The video would also frequently freeze to buffer, or compression blocks would obscure the image. It’s hard to tell if this was the fault of ESPN, Time Warner Cable (delivering the content), T-Mobile (my mobile phone operator), Linksys (my wireless router), or LG (my phone’s manufacturer). It could be one or all of them to blame. However, this again just reinforces the idea that live sporting events are best delivered to a big TV over the air, by cable or satellite.
My final criticism isn’t with the app service itself, but with the way television contracts are handled. With WatchESPN, you’re able to access any sporting event broadcast on ESPN in real time. But not all sporting events are broadcast on ESPN. The only reason I was able to catch Galaxy games on ESPN is because they were “MLS Game of the Week” due to the fact that LA Galaxy is the MLS Cup reigning victors. It’s a similar situation with NFL football and other sporting franchises.
In Los Angeles, Time Warner Cable has been working on exclusive broadcast rights for local sports teams, including the Los Angeles Lakers, and starting next year the LA Galaxy. This puts home game broadcasts on Time Warner channels unless other arrangements are made. So it’s very difficult to be positive all the games you watch to watch will be available from WatchESPN, or even with any other app of this type.
As I have stated before, cutting out the cable subscription is a viable option for those who aren’t concerned with live television. If you are a die hard sports fan, it seems impossible to cut that bill. Of course if you’re die hard enough and you want to save money, join a supporters club, buy season tickets, and watch away games at your local supporter’s club sports bar.
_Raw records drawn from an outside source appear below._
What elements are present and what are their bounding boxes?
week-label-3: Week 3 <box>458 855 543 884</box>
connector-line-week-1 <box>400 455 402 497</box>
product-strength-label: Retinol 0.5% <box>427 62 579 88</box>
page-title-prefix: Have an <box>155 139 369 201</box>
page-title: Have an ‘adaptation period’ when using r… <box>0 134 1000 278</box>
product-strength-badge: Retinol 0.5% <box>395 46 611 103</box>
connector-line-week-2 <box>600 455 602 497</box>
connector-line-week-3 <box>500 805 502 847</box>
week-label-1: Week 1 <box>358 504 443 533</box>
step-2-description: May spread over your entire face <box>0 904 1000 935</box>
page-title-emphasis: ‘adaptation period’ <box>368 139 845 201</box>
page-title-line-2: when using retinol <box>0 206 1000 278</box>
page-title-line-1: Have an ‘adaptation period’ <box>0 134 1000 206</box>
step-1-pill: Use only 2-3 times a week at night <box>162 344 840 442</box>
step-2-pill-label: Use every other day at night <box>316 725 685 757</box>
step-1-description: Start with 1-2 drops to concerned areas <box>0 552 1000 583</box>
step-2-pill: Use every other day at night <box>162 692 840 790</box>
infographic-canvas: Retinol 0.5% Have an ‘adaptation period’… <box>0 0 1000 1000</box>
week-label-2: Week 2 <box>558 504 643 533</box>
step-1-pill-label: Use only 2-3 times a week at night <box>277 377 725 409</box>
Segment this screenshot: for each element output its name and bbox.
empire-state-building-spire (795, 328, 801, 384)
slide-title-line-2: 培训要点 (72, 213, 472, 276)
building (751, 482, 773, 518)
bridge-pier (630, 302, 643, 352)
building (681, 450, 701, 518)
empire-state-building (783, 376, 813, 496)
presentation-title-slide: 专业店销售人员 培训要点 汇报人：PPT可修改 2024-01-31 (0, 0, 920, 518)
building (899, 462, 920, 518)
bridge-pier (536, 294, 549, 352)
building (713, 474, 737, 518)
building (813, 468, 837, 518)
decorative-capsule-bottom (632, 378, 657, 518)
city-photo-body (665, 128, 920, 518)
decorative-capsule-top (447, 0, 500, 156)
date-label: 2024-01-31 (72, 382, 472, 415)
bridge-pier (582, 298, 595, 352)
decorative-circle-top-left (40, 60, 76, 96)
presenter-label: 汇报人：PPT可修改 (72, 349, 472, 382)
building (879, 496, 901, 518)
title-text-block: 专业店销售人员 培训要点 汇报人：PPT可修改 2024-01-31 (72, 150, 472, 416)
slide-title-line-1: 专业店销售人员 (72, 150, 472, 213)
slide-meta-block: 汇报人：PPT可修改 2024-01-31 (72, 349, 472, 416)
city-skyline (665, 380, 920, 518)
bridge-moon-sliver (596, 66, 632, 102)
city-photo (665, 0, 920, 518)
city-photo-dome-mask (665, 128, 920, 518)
One of the alternatives I alluded to above is streaming services provided by the sports leagues. Not all leagues have all of the games streaming live due to the contracts with local affiliates. At least for my own needs, Major League Soccer does provide all games streaming for $60 per season to iOS, Apple TV and Roku. I’ll provide more coverage on alternatives in the future.
I also want to to thank my wife for understanding why I ignored her during the final stoppage time of the California Classico.